One alternative for Chery and Geely is to move into mid-level and high-end cars in their product lines. Such a strategic move, however, instantly hits the ceiling of brand recognition in the market. Until independent brands achieve market recognition, carmakers are forced to play the price card in market competition. We have seen, for example, that Brilliance Jinbei is selling their new and well equipped Zhonghua Splendor 2.0L sedan at a price of 40 percent lower than multinational models, around ¥100,000 ($12,658) a piece.


Realizing the problem of market recognition of independent brands, SAIC and NAC are trying to embark on a different route: utilizing the Rover and MG brands that they have purchased in launching mid-level cars. Both manufacturers are confronted with the unknowns: acceptance of an unfamiliar and bankrupt brand by Chinese consumers and the trust of overseas consumers on a famed brand that is now assembled by a Chinese company.

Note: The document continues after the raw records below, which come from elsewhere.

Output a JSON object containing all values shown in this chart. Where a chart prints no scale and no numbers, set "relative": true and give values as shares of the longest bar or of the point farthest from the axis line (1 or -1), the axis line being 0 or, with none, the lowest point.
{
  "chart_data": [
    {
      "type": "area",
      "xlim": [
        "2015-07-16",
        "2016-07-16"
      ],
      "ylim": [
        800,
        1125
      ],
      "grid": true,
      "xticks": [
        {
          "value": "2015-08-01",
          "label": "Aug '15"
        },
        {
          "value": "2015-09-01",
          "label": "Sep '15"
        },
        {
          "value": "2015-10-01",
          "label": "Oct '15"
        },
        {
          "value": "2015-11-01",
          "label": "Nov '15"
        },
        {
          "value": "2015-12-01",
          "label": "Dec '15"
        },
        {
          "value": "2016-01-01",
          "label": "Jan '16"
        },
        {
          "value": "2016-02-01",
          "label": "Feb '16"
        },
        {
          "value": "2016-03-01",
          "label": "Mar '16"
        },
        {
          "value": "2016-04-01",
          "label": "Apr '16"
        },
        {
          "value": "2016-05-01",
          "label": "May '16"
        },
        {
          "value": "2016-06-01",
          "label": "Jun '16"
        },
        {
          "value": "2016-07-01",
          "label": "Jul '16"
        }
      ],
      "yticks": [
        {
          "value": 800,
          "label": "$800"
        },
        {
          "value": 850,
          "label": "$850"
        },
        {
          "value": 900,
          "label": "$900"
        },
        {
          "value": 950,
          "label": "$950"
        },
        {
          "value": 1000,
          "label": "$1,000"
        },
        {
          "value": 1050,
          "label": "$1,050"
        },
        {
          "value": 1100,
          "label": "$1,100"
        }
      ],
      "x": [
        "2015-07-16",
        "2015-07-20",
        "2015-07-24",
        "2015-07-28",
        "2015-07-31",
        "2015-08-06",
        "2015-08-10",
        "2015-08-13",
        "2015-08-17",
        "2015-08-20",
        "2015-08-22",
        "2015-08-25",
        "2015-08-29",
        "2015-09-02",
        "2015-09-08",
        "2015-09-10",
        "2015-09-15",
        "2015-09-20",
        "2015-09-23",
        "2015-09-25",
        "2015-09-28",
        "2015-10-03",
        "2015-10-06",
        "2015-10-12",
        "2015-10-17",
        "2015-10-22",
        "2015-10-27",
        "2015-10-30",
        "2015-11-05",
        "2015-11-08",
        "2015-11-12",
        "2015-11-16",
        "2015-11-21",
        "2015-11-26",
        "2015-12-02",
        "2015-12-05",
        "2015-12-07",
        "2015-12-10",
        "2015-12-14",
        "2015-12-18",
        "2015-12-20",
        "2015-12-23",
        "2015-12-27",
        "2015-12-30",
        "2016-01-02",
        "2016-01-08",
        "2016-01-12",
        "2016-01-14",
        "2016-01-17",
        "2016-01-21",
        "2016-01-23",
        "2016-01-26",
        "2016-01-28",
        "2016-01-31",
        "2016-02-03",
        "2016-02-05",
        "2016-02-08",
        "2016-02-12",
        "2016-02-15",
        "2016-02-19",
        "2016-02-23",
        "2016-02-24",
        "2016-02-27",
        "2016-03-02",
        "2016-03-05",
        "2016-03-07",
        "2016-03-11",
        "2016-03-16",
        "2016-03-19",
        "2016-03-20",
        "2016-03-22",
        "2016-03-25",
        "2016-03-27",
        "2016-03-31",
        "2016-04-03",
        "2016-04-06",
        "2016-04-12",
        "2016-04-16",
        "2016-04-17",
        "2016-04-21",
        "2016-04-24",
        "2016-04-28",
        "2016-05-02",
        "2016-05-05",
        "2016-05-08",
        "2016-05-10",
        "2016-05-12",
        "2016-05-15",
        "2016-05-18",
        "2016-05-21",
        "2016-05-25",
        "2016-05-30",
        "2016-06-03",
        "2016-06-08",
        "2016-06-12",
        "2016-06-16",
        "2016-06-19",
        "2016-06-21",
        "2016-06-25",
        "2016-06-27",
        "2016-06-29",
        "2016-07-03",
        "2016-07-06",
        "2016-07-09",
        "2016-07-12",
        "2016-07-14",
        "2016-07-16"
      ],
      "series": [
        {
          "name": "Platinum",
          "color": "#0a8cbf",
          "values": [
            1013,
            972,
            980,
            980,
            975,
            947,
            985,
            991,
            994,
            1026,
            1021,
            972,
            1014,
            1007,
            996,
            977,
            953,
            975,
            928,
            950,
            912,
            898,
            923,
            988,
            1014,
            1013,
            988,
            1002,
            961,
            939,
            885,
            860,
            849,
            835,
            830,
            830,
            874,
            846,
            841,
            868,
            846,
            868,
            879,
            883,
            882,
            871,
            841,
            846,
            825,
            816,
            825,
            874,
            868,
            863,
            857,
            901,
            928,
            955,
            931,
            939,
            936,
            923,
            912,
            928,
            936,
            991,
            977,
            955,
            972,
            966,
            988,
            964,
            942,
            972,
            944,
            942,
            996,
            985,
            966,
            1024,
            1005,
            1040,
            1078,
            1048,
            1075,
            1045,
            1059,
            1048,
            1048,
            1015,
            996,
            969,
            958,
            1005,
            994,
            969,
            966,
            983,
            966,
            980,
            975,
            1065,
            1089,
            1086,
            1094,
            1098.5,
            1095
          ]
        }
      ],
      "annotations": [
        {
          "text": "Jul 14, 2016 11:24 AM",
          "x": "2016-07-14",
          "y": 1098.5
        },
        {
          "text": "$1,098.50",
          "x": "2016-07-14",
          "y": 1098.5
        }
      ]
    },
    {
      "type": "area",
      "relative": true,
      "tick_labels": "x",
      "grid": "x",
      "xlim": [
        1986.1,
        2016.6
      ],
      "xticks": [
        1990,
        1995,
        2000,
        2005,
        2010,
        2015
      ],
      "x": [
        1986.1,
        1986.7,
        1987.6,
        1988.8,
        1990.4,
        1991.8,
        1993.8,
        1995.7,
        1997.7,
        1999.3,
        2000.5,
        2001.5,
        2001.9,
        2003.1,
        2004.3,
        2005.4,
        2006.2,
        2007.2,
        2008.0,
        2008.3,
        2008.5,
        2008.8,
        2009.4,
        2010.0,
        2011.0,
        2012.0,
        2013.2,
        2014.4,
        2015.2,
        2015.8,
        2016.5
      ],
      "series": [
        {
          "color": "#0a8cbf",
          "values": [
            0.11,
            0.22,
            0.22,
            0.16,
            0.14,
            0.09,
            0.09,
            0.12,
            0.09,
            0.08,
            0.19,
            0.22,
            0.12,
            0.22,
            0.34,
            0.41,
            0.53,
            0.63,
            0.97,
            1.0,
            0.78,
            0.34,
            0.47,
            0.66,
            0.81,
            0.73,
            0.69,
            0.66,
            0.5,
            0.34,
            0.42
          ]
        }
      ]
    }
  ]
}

With high hopes, numerous independent carmakers are rushing into the crowded market. They are all aware of the bright future of the world’s largest car market but are confronted with the pressure of fierce competition. Many of them, including Chery, Geely, SAIC and NAC, are pinning their hopes in exploring the overseas market in order to better utilize their production capacity and increase profit. But few of these enterprises are well prepared to face a much more complicated international market and deal with a host of legal, validation, communications, sales and marketing, aftermarket service and trade barrier issues.


No doubt independent Chinese automakers now enjoy a much better market environment and unprecedented opportunities to succeed. They have access to a much more mature supply base in China and rich sources of professional talents thanks to the contribution of foreign investment and multinational operations over the past 20 years. They also have easy access to international technology and human resources.


Moreover, these new players are to receive strong government support in the development of independent vehicle brands. Independent local brands are becoming more acceptable to Chinese consumers. The technology level of independent automobiles has significantly been upgraded. The quality of local products and aftersales service has been much improved.


I have no doubt that in a few years, Chery will become China’s Hyundai,” said a senior executive of a multinational supplier after a recent meeting with the 12 members of Chery’s dynamic management team.